The answer that history has given since 2005 is hard to avoid: No, it cannot. The difference now is that this hard truth has become evident throughout the democratic West. The democracy project – the freedom project, if you will – is in serious trouble around the world, and the basic reasons for that are cultural.

The claims of some political scientists and sociologists notwithstanding, democracy is not a machine that can run by itself. No matter how well-designed the machinery, democracy will become brittle, and may ultimately crack and fail, if it is not sustained by a citizenry steeped in certain virtues: men and women committed to the dignity of the human person as the first principle of just governance and dedicated to the pursuit of the common good.

This hard truth is denied by the post-modern high culture of the West; indeed, the truth that there are truths about the human person and human community essential to democracy is regarded by many post-modern thinkers as an undemocratic sentiment, behind which lurks a creeping authoritarianism.

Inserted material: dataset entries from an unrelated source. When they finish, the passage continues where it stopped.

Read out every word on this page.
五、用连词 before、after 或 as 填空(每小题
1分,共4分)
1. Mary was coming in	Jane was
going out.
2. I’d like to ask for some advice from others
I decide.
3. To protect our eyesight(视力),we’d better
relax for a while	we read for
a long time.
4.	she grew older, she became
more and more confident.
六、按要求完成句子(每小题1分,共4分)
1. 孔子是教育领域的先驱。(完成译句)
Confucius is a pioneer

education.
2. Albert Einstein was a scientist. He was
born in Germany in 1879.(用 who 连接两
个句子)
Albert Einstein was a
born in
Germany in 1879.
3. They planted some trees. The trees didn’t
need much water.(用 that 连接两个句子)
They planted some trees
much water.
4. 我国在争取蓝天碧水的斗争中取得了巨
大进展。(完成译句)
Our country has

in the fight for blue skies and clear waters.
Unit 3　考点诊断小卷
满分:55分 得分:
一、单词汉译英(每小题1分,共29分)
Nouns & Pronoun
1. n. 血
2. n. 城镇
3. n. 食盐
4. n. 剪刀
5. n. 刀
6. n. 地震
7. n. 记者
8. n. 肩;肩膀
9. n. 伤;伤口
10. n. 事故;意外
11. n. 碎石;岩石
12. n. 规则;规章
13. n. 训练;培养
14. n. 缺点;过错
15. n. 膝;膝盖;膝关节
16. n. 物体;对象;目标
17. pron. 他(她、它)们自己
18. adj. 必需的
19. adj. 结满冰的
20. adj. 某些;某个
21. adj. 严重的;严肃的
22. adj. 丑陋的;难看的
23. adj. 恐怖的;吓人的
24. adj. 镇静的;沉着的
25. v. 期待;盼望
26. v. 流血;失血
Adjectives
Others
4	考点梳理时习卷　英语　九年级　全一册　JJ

Yet the opposite is true across the West: it is the radical moral relativists for whom there is no “truth,” but only expressions of personal preference and will, who are busily enforcing their judgments on society in the name of “tolerance”. You may find them wherever the western democratic project is understood primarily as a machine for the satisfaction of individual willfulness – wherever the imperial autonomous Self is understood to be the idea of the human person that best suits the democratic project.